Twenty-five-year-old Kate Dee, from Worcester, whose views were aired in a number of this week’s newspapers, said: “I know it was supposed to be edgy but in reality it was the worst kind of filth dressed up as quality theatre. I don’t blame people for walking out. They took it too far this time.”

Back in 1964, the production’s principal opponent was the impresario Emile Littler, of Stoll Moss Theatres. He included in his criticism David Rudkin’s brutal play Afore Night Come, the second strand to the RSC’s Theatre of Cruelty season at the Aldwych Theatre.

Littler said: “They are dirty plays. They do not belong, or should not, to the Royal Shakespeare Company.”

A defence was put up by Harold Hobson, the celebrated theatre critic of the Sunday Times. He wrote: “The assumption that plays such as the Royal Shakespeare Company puts into its repertory are in general immensely less acceptable to the public than entertainment plays is false. If the theatres are being emptied, it is the so-called entertainment plays that are emptying them.”

Curiously, in view of this opinion, Hobson was well-known for his belief that it was important to maintain the role of censor which was still being exercised at that time by the Lord Chamberlain.

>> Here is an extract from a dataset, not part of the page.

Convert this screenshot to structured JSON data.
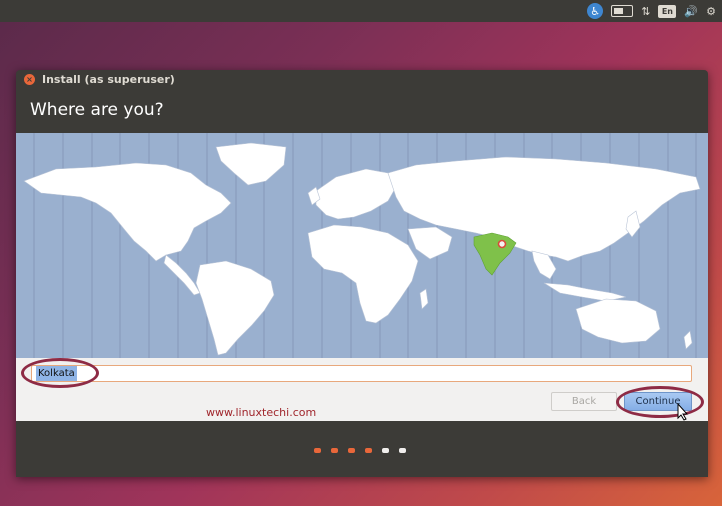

I have not, incidentally, seen a production of Afore Night Come — which concerns the ritual slaughter of a harmless tramp by a group of Black Country fruit pickers — since the RSC’s memorable revival at the Other Place in 1974. What a stellar cast is revealed in my review, including Ian McDiarmid (as the victim), James Booth, James Aubrey, Michael Pennington and Richard Griffiths.

Another opportunity to see this influential play would be most welcome.